Come suggerisce la loro stessa denominazione, i neuroni a specchio sono neuroni che si attivano o quando si compie un’azione o quando essa è compiuta da altri. Sono, dunque, il principio dello stesso processo di crescita del bambino. Il quale, infatti, imita le azioni dei genitori o di altre fonti primarie di socializzazione ed acquisisce conoscenze comportamentali in tal senso.

Imitare, però, non vuol dire immedesimarsi automaticamente, ma ecco che ancora una volta per comprendere il meccanismo la scienza cognitiva viene in supporto.

I neuroni a specchio nell’uomo si trovano in aree motorie e pre-motorie, nonché nella cosiddetta area di Broca e nella zona che comprende il lobo frontale, quello parietale e dell’insula. L’ultimo lobo citato ha un ruolo determinante nelle funzioni che riguardano l’emotività. Risulta, quindi, evidente, che l’empatia che è una capacità altamente collegata con la sfera emozionale dell’individuo sia naturalmente ad esso associata.

L’empatia non è, dunque, una prerogativa di alcune categorie di persone più sensibili rispetto ad altre. Ma c’è chi non la sviluppa, perché?

Le situazioni e i contesti che possono fare sì che una persona rimanga indifferente dinanzi ad una particolare circostanza sono varie, troppe da poter approfondire in questa sede. In ogni caso, l’indifferenza rappresenta uno stato cognitivo che rende l’individuo disinteressato alla sofferenza o felicità altrui. I sentimenti dell’altro, positivi o negativi essi siano, non vengono presi in considerazione. A lungo andare l’indifferenza rischia, quindi, di sfociare in apatia, ovvero la totale assenza di partecipazione emotiva o affettiva.

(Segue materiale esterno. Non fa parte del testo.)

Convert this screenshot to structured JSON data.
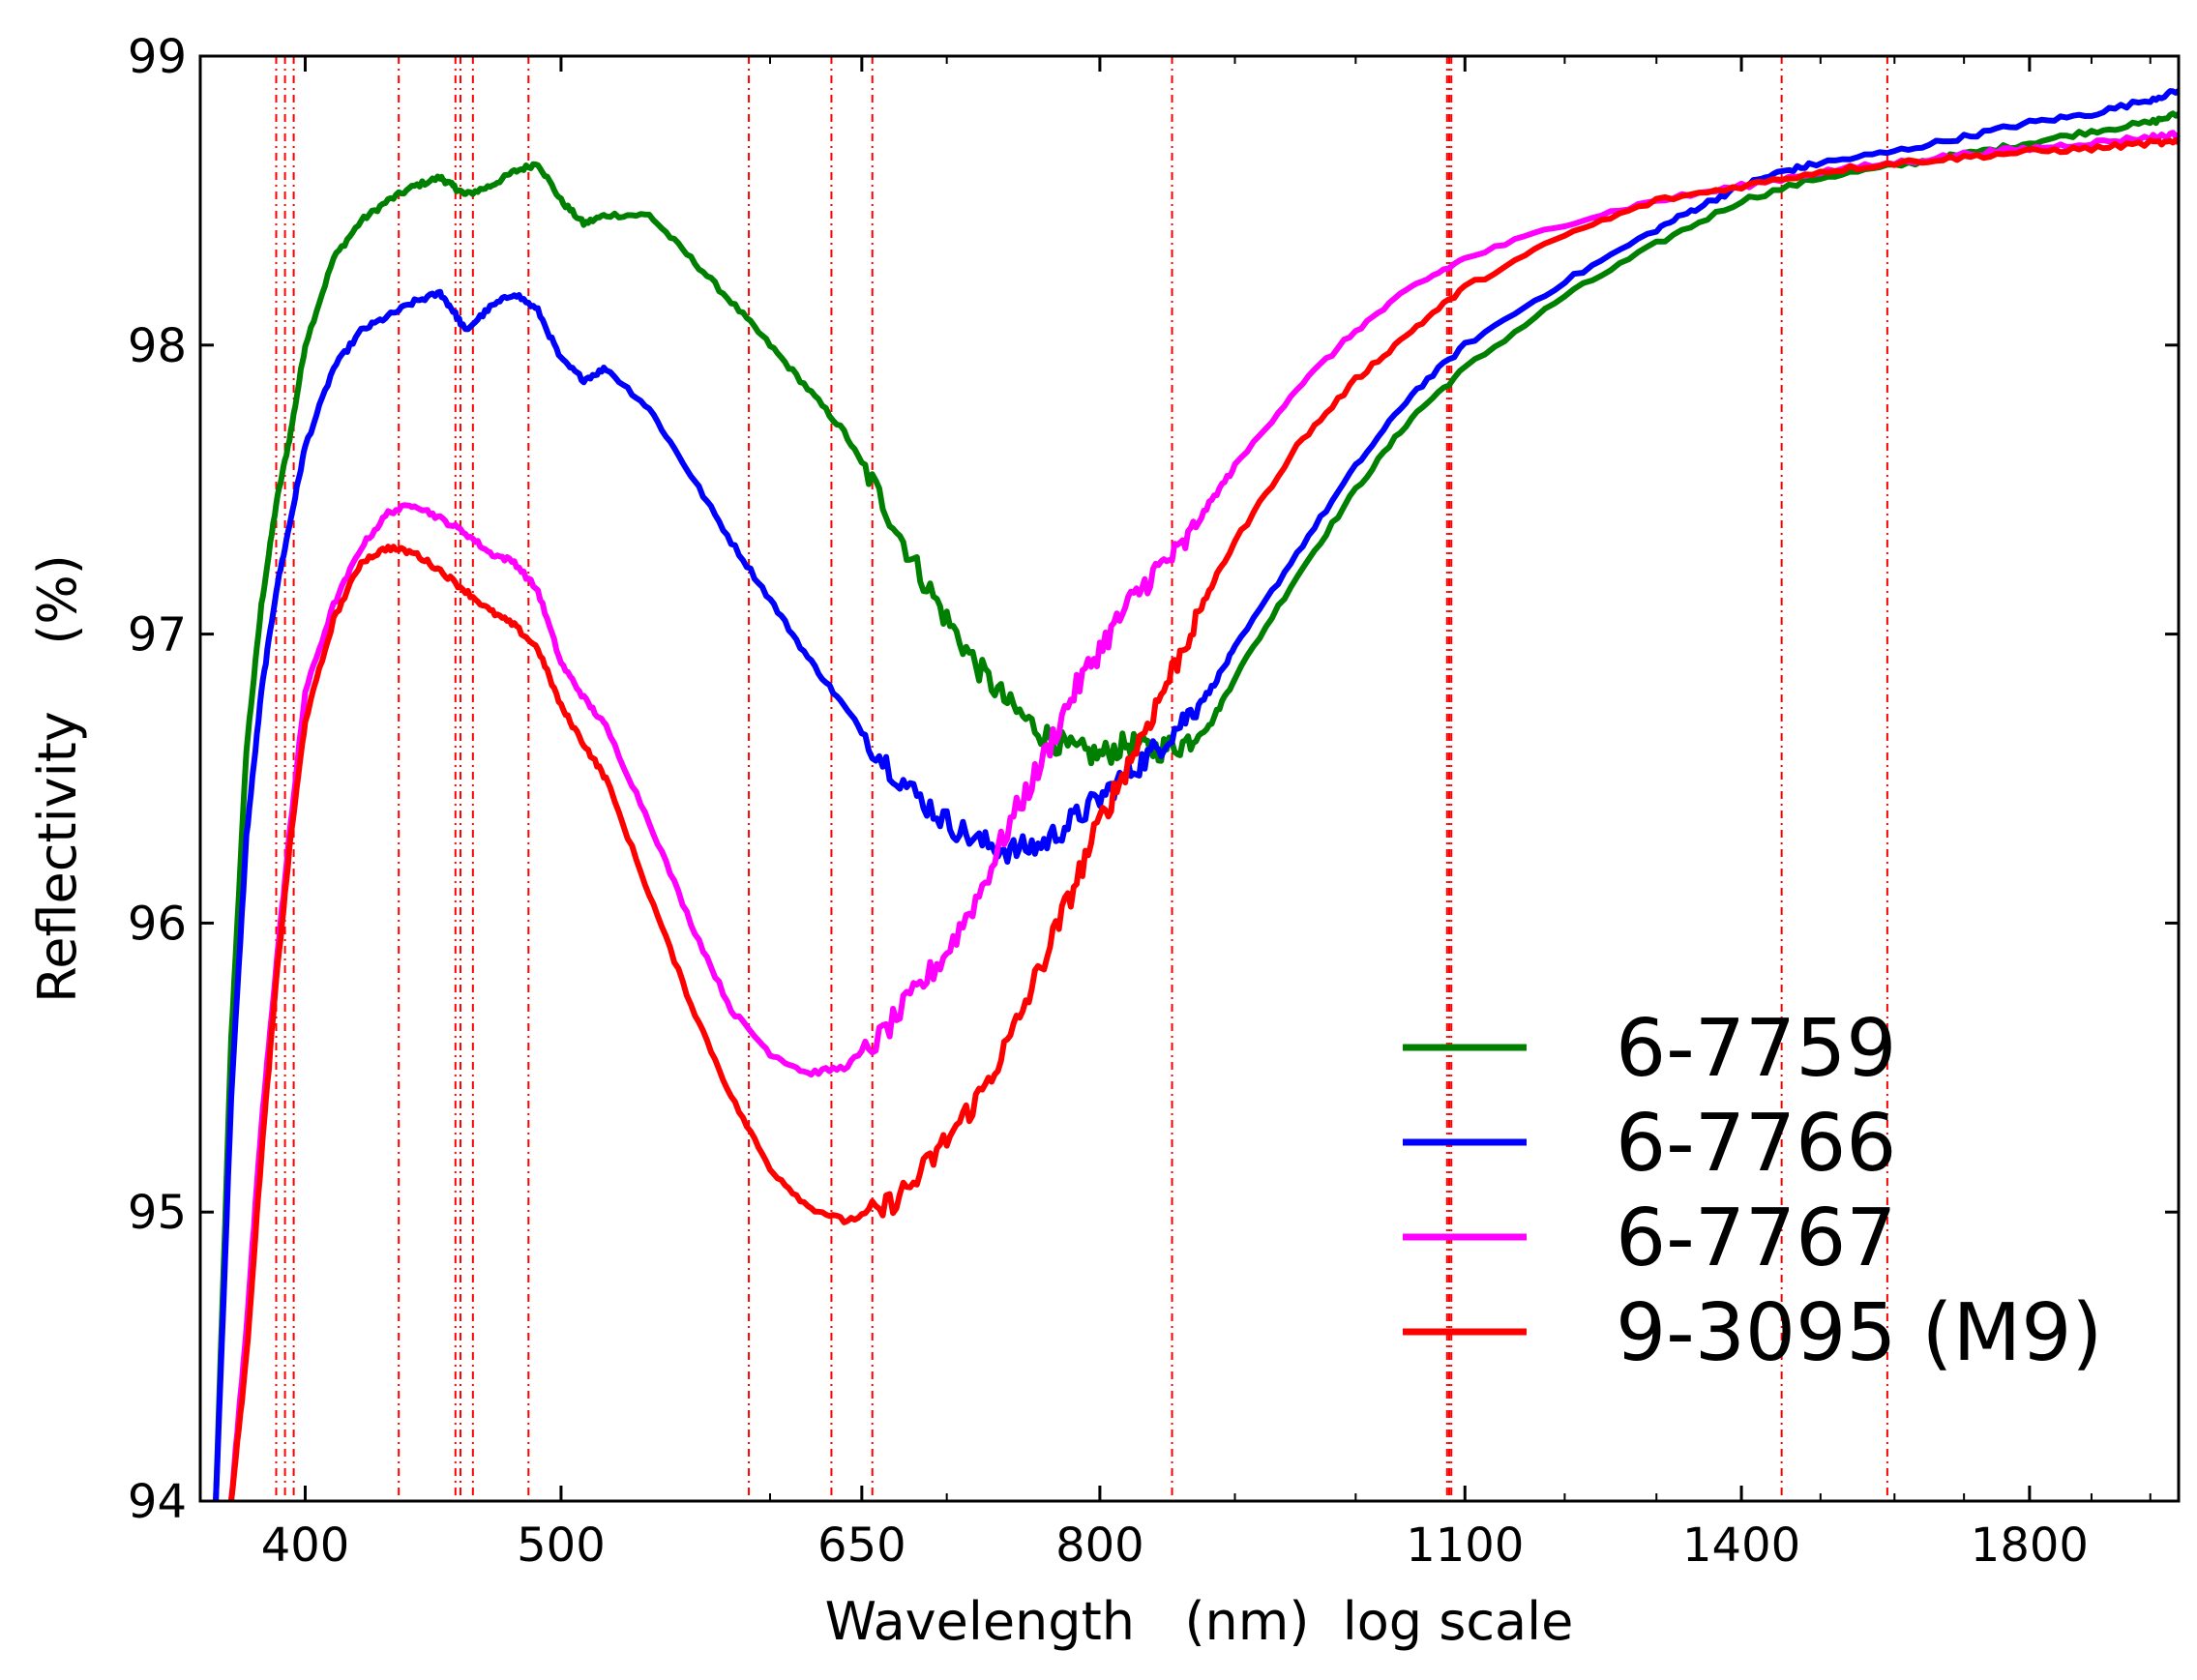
{
  "chart_data": {
    "type": "line",
    "title": "",
    "xlabel": "Wavelength   (nm)  log scale",
    "ylabel": "Reflectivity    (%)",
    "xscale": "log",
    "xlim": [
      365,
      2050
    ],
    "ylim": [
      94,
      99
    ],
    "xticks": [
      400,
      500,
      650,
      800,
      1100,
      1400,
      1800
    ],
    "xtick_labels": [
      "400",
      "500",
      "650",
      "800",
      "1100",
      "1400",
      "1800"
    ],
    "yticks": [
      94,
      95,
      96,
      97,
      98,
      99
    ],
    "ytick_labels": [
      "94",
      "95",
      "96",
      "97",
      "98",
      "99"
    ],
    "grid": false,
    "legend_position": "bottom-right",
    "reference_lines": {
      "style": "dash-dot",
      "color": "#ff0000",
      "x": [
        390,
        393,
        396,
        434,
        456,
        458,
        463,
        486,
        589,
        633,
        656,
        852,
        1083,
        1085,
        1087,
        1450,
        1590
      ]
    },
    "series": [
      {
        "name": "6-7759",
        "color": "#008000",
        "x": [
          370,
          375,
          380,
          385,
          390,
          395,
          400,
          410,
          420,
          430,
          440,
          450,
          455,
          460,
          470,
          480,
          490,
          500,
          510,
          520,
          540,
          560,
          580,
          600,
          620,
          640,
          660,
          680,
          700,
          720,
          740,
          760,
          780,
          800,
          820,
          840,
          860,
          880,
          900,
          950,
          1000,
          1050,
          1100,
          1200,
          1300,
          1400,
          1500,
          1600,
          1700,
          1800,
          1900,
          2000,
          2050
        ],
        "y": [
          94.0,
          95.6,
          96.6,
          97.1,
          97.45,
          97.7,
          98.0,
          98.3,
          98.43,
          98.5,
          98.55,
          98.58,
          98.55,
          98.52,
          98.55,
          98.6,
          98.63,
          98.5,
          98.42,
          98.45,
          98.45,
          98.3,
          98.15,
          98.0,
          97.85,
          97.7,
          97.48,
          97.25,
          97.05,
          96.88,
          96.75,
          96.66,
          96.6,
          96.58,
          96.62,
          96.6,
          96.62,
          96.68,
          96.85,
          97.2,
          97.5,
          97.75,
          97.92,
          98.17,
          98.35,
          98.5,
          98.58,
          98.62,
          98.66,
          98.7,
          98.74,
          98.77,
          98.8
        ]
      },
      {
        "name": "6-7766",
        "color": "#0000ff",
        "x": [
          370,
          375,
          380,
          385,
          390,
          395,
          400,
          410,
          420,
          430,
          440,
          450,
          455,
          460,
          470,
          480,
          490,
          500,
          510,
          520,
          540,
          560,
          580,
          600,
          620,
          640,
          660,
          680,
          700,
          720,
          740,
          760,
          780,
          800,
          820,
          840,
          860,
          880,
          900,
          950,
          1000,
          1050,
          1100,
          1200,
          1300,
          1350,
          1400,
          1450,
          1500,
          1600,
          1700,
          1800,
          1900,
          2000,
          2050
        ],
        "y": [
          94.0,
          95.4,
          96.3,
          96.8,
          97.15,
          97.4,
          97.65,
          97.92,
          98.05,
          98.1,
          98.15,
          98.18,
          98.12,
          98.05,
          98.13,
          98.18,
          98.12,
          97.95,
          97.88,
          97.92,
          97.78,
          97.55,
          97.32,
          97.12,
          96.92,
          96.75,
          96.58,
          96.45,
          96.35,
          96.28,
          96.25,
          96.27,
          96.35,
          96.43,
          96.52,
          96.6,
          96.7,
          96.8,
          96.95,
          97.28,
          97.58,
          97.83,
          98.0,
          98.22,
          98.4,
          98.48,
          98.55,
          98.6,
          98.63,
          98.67,
          98.72,
          98.77,
          98.8,
          98.85,
          98.88
        ]
      },
      {
        "name": "6-7767",
        "color": "#ff00ff",
        "x": [
          375,
          380,
          385,
          390,
          395,
          400,
          410,
          420,
          430,
          440,
          450,
          460,
          470,
          480,
          490,
          500,
          510,
          520,
          540,
          560,
          580,
          600,
          620,
          640,
          660,
          680,
          700,
          720,
          740,
          760,
          780,
          800,
          820,
          840,
          860,
          880,
          900,
          950,
          1000,
          1050,
          1100,
          1200,
          1300,
          1400,
          1500,
          1600,
          1700,
          1800,
          1900,
          2000,
          2050
        ],
        "y": [
          94.0,
          94.6,
          95.3,
          95.85,
          96.35,
          96.8,
          97.1,
          97.3,
          97.42,
          97.45,
          97.4,
          97.35,
          97.28,
          97.25,
          97.15,
          96.9,
          96.78,
          96.68,
          96.35,
          96.0,
          95.7,
          95.55,
          95.48,
          95.5,
          95.6,
          95.75,
          95.9,
          96.1,
          96.35,
          96.55,
          96.78,
          96.95,
          97.1,
          97.22,
          97.3,
          97.45,
          97.58,
          97.85,
          98.05,
          98.2,
          98.3,
          98.42,
          98.5,
          98.55,
          98.6,
          98.63,
          98.66,
          98.68,
          98.7,
          98.72,
          98.73
        ]
      },
      {
        "name": "9-3095 (M9)",
        "color": "#ff0000",
        "x": [
          375,
          380,
          385,
          390,
          395,
          400,
          410,
          420,
          430,
          440,
          450,
          460,
          470,
          480,
          490,
          500,
          510,
          520,
          540,
          560,
          580,
          600,
          620,
          640,
          660,
          680,
          700,
          720,
          740,
          760,
          780,
          800,
          820,
          840,
          860,
          880,
          900,
          950,
          1000,
          1050,
          1100,
          1200,
          1300,
          1400,
          1500,
          1600,
          1700,
          1800,
          1900,
          2000,
          2050
        ],
        "y": [
          94.0,
          94.5,
          95.2,
          95.8,
          96.3,
          96.7,
          97.05,
          97.25,
          97.3,
          97.28,
          97.22,
          97.15,
          97.08,
          97.03,
          96.95,
          96.75,
          96.62,
          96.5,
          96.1,
          95.72,
          95.4,
          95.15,
          95.02,
          94.97,
          95.0,
          95.1,
          95.25,
          95.4,
          95.6,
          95.85,
          96.1,
          96.35,
          96.55,
          96.75,
          96.95,
          97.15,
          97.32,
          97.65,
          97.88,
          98.05,
          98.2,
          98.38,
          98.5,
          98.55,
          98.6,
          98.63,
          98.65,
          98.67,
          98.68,
          98.7,
          98.7
        ]
      }
    ]
  }
}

Nonostante ciò, si può liberamente decidere di rimanere indifferenti a determinate situazioni, magari per evitare di rimanere ulteriormente delusi o feriti. In tale contesto, l’indifferenza è una scelta e non una mancanza di capacità empatica verso chi ci sta accanto.

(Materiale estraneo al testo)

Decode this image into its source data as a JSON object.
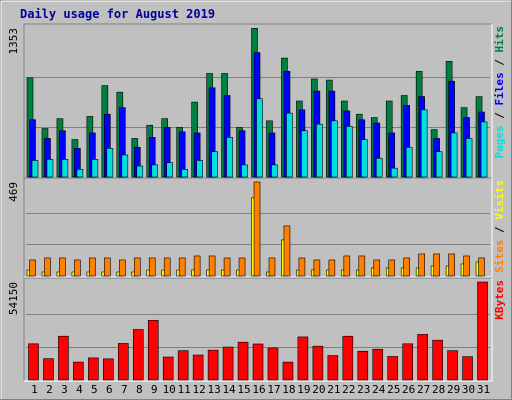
{
  "chart_data": {
    "type": "bar",
    "title": "Daily usage for August 2019",
    "days": [
      "1",
      "2",
      "3",
      "4",
      "5",
      "6",
      "7",
      "8",
      "9",
      "10",
      "11",
      "12",
      "13",
      "14",
      "15",
      "16",
      "17",
      "18",
      "19",
      "20",
      "21",
      "22",
      "23",
      "24",
      "25",
      "26",
      "27",
      "28",
      "29",
      "30",
      "31"
    ],
    "weekend_days": [
      "3",
      "4",
      "10",
      "11",
      "17",
      "18",
      "24",
      "25",
      "31"
    ],
    "panels": [
      {
        "name": "requests",
        "max_label": "1353",
        "ymax": 1353,
        "series": [
          {
            "name": "Hits",
            "color": "#008040",
            "values": [
              900,
              440,
              530,
              340,
              550,
              830,
              770,
              350,
              470,
              530,
              450,
              680,
              940,
              940,
              450,
              1350,
              510,
              1080,
              690,
              890,
              880,
              690,
              570,
              540,
              690,
              740,
              960,
              430,
              1050,
              630,
              730
            ]
          },
          {
            "name": "Files",
            "color": "#0000ff",
            "values": [
              520,
              350,
              420,
              260,
              400,
              570,
              630,
              270,
              360,
              450,
              410,
              400,
              810,
              740,
              420,
              1130,
              400,
              960,
              610,
              780,
              780,
              600,
              520,
              490,
              400,
              650,
              730,
              350,
              870,
              540,
              590
            ]
          },
          {
            "name": "Pages",
            "color": "#00e0e0",
            "values": [
              150,
              160,
              160,
              70,
              160,
              260,
              200,
              100,
              110,
              130,
              70,
              150,
              230,
              360,
              110,
              710,
              110,
              580,
              420,
              480,
              510,
              460,
              340,
              170,
              80,
              270,
              610,
              230,
              400,
              350,
              500
            ]
          }
        ]
      },
      {
        "name": "sites",
        "max_label": "469",
        "ymax": 469,
        "series": [
          {
            "name": "Visits",
            "color": "#ffff00",
            "values": [
              30,
              20,
              20,
              20,
              20,
              20,
              20,
              20,
              30,
              30,
              30,
              30,
              30,
              30,
              30,
              390,
              20,
              180,
              30,
              30,
              30,
              30,
              30,
              40,
              40,
              40,
              40,
              50,
              50,
              60,
              70
            ]
          },
          {
            "name": "Sites",
            "color": "#ff8000",
            "values": [
              80,
              90,
              90,
              80,
              90,
              90,
              80,
              90,
              90,
              90,
              90,
              100,
              100,
              90,
              90,
              469,
              90,
              250,
              90,
              80,
              80,
              100,
              100,
              80,
              80,
              90,
              110,
              110,
              110,
              100,
              90
            ]
          }
        ]
      },
      {
        "name": "kbytes",
        "max_label": "54150",
        "ymax": 54150,
        "series": [
          {
            "name": "KBytes",
            "color": "#ff0000",
            "values": [
              20000,
              11800,
              24200,
              9900,
              12200,
              11700,
              20200,
              27900,
              33000,
              12700,
              16200,
              13800,
              16500,
              18200,
              20900,
              19900,
              17700,
              9900,
              23800,
              18700,
              13500,
              24200,
              15900,
              17000,
              13000,
              20000,
              25200,
              22000,
              16200,
              12900,
              54150
            ]
          }
        ]
      }
    ]
  },
  "legend_text": {
    "requests": [
      {
        "label": "Pages",
        "color": "#00e0e0"
      },
      {
        "label": "/",
        "color": "#000000"
      },
      {
        "label": "Files",
        "color": "#0000ff"
      },
      {
        "label": "/",
        "color": "#000000"
      },
      {
        "label": "Hits",
        "color": "#008040"
      }
    ],
    "sites": [
      {
        "label": "Sites",
        "color": "#ff8000"
      },
      {
        "label": "/",
        "color": "#000000"
      },
      {
        "label": "Visits",
        "color": "#ffff00"
      }
    ],
    "kbytes": [
      {
        "label": "KBytes",
        "color": "#ff0000"
      }
    ]
  },
  "colors": {
    "background": "#c0c0c0",
    "title": "#0000a0",
    "weekend_label": "#008040",
    "weekday_label": "#000000",
    "grid": "#808080"
  }
}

Tuttavia, è impossibile non sostenere che l’indifferenza, così come l’empatia – per quanto quest’ultima poggi tra l’altro su basi genetiche – non siano che un prodotto sociale e in quanto tale strettamente legati al fenomeno dell’individualismo. In un mondo in cui ciascuno pensa per sé, per i propri vantaggi anche a discapito dell’altro, è davvero difficile affermare che l’uomo sia per natura empatico. Al contempo, l’indifferenza di un uomo che non si cura di un altro in difficoltà per perseguire i propri scopi, non è assenza di empatia. Si può parlare semmai di egoismo allo stato puro, che in alcuni casi estremi rischia di essere associato alla patologia di cui sopra.

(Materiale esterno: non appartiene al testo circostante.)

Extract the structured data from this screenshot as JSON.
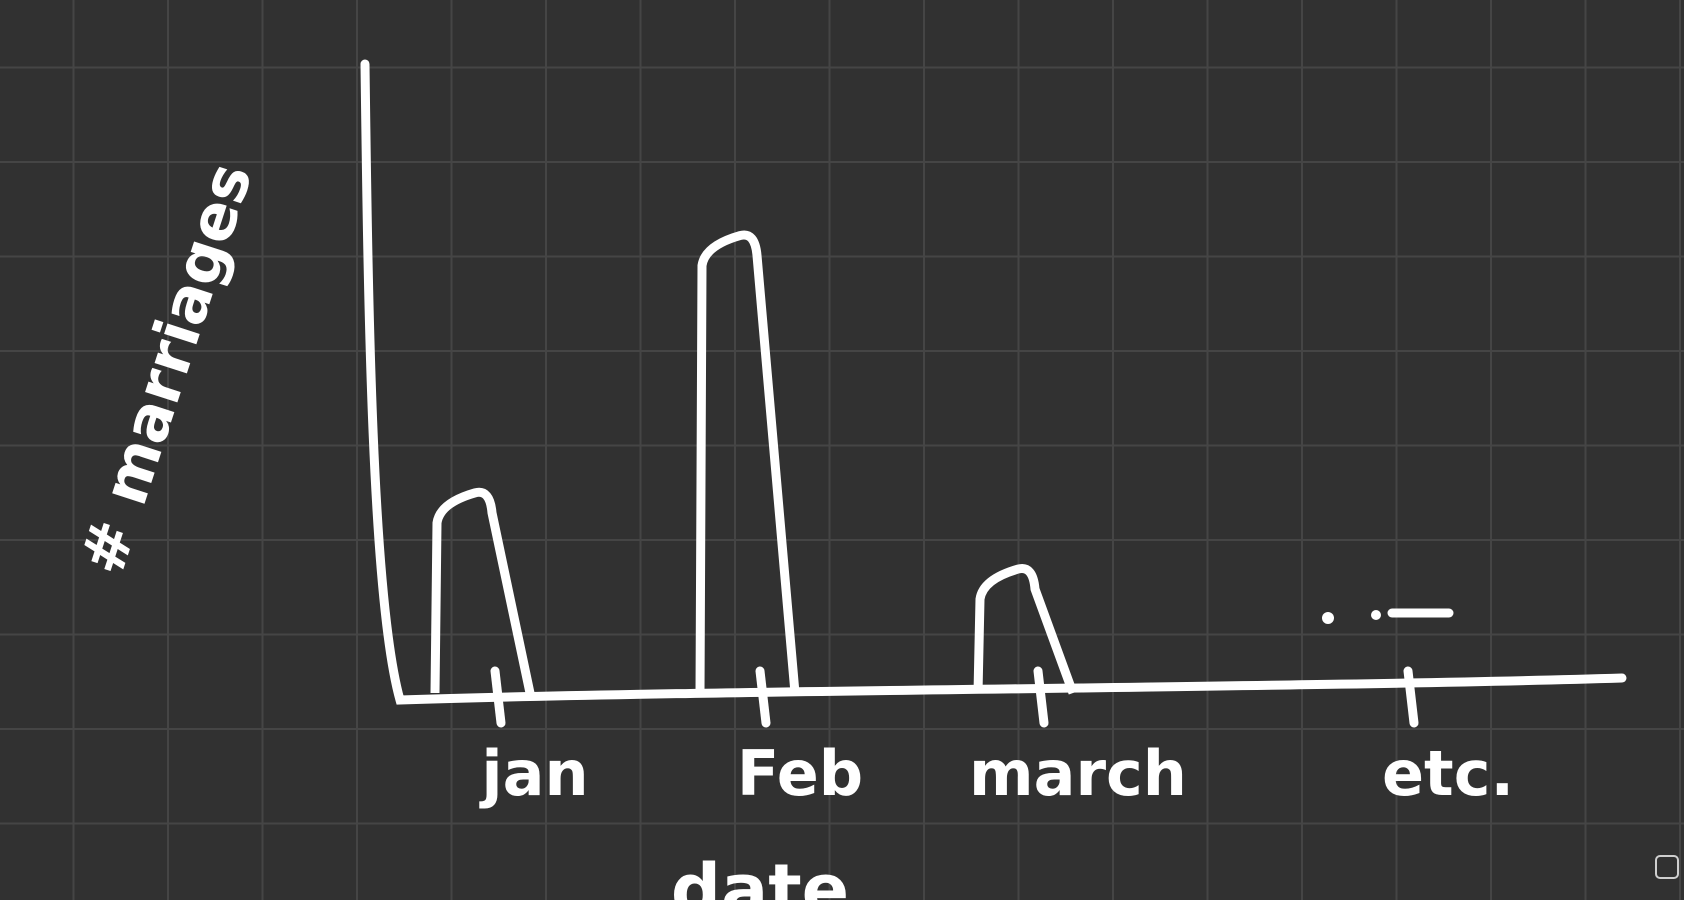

Oggi più che mai a dominare la società con tutto ciò che sta succedendo nel mondo, in Afghanistan – l’esempio più recente – non può essere l’indifferenza. Sarebbe ingiusto e immorale nei riguardi di milioni di persone che avremmo potuto benissimo essere noi.

L’empatia è immedesimazione, è reagire in aiuto dell’altro, è parte di noi, del nostro essere – come diceva Aristotele – un “animale sociale”.

In ogni caso, gli studi, empiricamente testati, hanno dato i loro frutti e allora non si può che concludere dicendo che l’empatia può assumere diversi gradi. C’è, quindi, chi la nasconde e chi, al contrario, la sfoggia fin troppo.

A tal proposito, è giusto fare una considerazione perché, per quanto si fatichi a credere, anche l’empatia è un’arma a doppio taglio. Si cita a riguardo l’esperienza dello scrittore Daniele Sica. Sul proprio profilo Facebook nel spiegare la ragione per cui “l’empatia senza limite è autodistruzione” riporta le parole della sua professoressa di psicologia clinica:

Per capire l’empatia devi fare sempre l’esempio del pozzo. Se c’è uno in un pozzo, tu devi capire che sta male e aiutarlo a venirne fuori. Non devi lanciarti da lui.